Existe uma visão compartilhada pelos povos ocidentais de que o Oriente Médio é uma região caótica, tensa e que, aparentemente, nunca irá ver a paz. Antes mesmo do ataque ao World Trade Center, em 11 de setembro de 2001, o local já era visto como sinônimo de problemas. Analisando friamente a história e as demandas de todos os lados, nós podemos chegar a um arrazoado: é difícil defender qualquer um dos lados, seja eles árabes, palestinos, israelenses ou iranianos. Parece que, no fim, todos são culpados de algo.

E dentro deste contexto todo, existe uma visão comum que temos dos árabes: terrorismo. Este, por sua vez, causa um gelo na espinha da maioria das pessoas e é esse o objetivo deles. E dentro deste estereótipo, podemos imaginar que o terrorista “clássico” é composto por pequenos grupos de fanáticos religiosos e muitas vezes com pouca eficiência em seus objetivos, tirando alguns poucos golpes de sorte eventualmente.
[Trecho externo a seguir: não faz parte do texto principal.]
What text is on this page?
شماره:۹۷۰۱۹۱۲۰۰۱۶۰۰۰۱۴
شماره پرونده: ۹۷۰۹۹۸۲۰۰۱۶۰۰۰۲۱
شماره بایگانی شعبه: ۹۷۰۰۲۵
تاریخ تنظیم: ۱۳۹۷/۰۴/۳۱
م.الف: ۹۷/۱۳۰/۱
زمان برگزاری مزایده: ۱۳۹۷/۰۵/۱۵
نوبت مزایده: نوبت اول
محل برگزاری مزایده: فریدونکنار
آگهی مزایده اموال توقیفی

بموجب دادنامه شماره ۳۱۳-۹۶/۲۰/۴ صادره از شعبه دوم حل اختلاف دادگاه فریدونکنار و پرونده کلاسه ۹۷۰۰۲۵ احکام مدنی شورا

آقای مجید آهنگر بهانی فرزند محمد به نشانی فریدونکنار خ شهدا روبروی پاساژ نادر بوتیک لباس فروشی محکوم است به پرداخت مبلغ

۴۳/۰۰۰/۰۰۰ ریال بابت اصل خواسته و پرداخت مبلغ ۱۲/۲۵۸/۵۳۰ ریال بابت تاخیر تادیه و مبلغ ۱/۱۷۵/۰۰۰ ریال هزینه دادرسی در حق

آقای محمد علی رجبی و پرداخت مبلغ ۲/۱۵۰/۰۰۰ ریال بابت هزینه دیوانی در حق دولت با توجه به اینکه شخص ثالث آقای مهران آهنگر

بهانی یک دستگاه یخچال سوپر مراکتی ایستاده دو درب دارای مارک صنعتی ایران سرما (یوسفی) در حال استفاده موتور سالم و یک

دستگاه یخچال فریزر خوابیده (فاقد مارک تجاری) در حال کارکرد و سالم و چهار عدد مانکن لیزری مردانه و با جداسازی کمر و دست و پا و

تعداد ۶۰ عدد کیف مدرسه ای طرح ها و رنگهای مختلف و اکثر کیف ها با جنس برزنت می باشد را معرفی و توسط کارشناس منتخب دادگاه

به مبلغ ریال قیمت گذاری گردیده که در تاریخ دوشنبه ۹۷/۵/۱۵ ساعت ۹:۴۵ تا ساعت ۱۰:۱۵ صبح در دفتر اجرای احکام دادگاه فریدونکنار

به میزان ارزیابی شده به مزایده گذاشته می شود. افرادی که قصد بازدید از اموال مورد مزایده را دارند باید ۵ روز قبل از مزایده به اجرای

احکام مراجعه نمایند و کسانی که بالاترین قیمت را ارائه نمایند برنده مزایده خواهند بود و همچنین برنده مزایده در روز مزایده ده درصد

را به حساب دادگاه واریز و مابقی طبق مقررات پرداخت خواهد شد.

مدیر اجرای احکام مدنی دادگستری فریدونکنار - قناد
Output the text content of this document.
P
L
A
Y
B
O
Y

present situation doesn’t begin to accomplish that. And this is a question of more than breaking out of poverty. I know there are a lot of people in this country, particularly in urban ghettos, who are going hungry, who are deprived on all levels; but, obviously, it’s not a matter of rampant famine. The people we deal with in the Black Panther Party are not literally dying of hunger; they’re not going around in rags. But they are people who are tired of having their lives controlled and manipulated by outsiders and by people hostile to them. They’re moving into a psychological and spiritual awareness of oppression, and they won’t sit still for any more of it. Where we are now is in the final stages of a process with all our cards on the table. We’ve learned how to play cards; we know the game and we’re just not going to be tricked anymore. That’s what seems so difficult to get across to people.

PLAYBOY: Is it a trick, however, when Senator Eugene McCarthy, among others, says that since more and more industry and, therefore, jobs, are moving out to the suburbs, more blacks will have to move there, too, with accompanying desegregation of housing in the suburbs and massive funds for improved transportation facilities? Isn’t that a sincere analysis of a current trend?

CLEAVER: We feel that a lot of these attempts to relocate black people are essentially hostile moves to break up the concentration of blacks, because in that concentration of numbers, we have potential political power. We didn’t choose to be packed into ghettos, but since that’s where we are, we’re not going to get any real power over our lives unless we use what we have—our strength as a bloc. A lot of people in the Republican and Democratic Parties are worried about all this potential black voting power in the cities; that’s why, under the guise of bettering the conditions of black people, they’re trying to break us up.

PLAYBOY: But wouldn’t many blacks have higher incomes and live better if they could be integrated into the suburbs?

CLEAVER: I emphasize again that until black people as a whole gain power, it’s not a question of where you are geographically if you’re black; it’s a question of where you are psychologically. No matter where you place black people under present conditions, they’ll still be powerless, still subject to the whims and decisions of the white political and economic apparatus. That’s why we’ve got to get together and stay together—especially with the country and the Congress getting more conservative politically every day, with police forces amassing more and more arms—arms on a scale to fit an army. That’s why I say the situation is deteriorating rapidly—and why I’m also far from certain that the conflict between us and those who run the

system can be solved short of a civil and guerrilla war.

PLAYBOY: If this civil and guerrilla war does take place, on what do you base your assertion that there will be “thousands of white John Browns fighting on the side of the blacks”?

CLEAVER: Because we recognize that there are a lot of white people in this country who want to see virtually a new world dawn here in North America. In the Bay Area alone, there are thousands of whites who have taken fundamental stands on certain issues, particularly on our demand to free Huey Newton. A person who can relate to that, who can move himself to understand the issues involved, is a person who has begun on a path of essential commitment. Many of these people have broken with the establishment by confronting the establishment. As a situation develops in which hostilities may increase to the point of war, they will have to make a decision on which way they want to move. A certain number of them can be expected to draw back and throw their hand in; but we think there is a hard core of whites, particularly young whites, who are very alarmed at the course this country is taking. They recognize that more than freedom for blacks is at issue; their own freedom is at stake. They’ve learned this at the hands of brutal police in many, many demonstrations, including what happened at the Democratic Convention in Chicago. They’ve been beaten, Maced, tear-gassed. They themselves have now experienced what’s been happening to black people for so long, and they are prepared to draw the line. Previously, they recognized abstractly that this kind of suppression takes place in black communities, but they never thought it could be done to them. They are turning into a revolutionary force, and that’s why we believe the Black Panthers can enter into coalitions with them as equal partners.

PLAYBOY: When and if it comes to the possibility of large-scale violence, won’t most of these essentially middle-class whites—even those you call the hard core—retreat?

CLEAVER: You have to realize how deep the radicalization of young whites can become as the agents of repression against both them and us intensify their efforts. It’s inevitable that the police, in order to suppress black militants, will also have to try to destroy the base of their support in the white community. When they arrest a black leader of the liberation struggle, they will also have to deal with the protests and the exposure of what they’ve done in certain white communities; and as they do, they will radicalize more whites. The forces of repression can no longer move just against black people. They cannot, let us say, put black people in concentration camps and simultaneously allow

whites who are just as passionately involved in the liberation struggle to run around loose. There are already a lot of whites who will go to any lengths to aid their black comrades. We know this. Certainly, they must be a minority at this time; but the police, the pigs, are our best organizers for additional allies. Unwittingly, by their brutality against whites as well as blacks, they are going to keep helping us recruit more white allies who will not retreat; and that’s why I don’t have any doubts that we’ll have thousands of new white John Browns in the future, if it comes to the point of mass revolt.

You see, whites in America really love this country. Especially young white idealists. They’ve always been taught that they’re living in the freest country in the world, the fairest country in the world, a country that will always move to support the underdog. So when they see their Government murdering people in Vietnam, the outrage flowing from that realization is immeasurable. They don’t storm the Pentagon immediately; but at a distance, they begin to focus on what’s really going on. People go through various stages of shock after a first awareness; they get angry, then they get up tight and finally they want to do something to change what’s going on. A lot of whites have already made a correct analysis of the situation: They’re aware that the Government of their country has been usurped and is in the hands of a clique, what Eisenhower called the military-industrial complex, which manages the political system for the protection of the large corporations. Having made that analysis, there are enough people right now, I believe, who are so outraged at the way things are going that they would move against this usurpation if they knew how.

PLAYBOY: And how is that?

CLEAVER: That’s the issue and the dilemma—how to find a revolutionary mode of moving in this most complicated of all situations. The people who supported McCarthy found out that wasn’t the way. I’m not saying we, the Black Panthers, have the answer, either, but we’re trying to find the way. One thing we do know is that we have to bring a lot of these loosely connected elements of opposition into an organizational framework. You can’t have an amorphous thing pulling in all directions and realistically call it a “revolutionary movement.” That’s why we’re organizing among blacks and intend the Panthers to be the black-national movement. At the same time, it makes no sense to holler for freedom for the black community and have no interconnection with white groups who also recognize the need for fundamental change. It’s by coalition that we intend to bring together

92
Mas o que normalmente não se comenta é com relação a forma Israel, o principal inimigo dos palestinos e iranianos, lida com os adversários externos: o assassinato seletivo.

Mossad, Aman e Shin Bet

Antes de saber como o assassinato seletivo acontece, é importante entender as diferenças na estrutura de decisão do Estado de Israel. E para isso, vamos entender melhor as diferenças entre o Mossad, a Aman e o Shin Bet.

O Shin Bet, também conhecido como Shabak, é o serviço de segurança interna e de contra-inteligência de Israel, responsável por proteger o país contra ameaças à segurança nacional, como terrorismo, espionagem e sabotagem. Sendo assim, a grosso modo, o Shin Bet é responsável por tudo que acontece dentro das fronteiras do país. Suas operações incluem o monitoramento de atividades suspeitas, a coleta de informações estratégicas e a condução de interrogatórios.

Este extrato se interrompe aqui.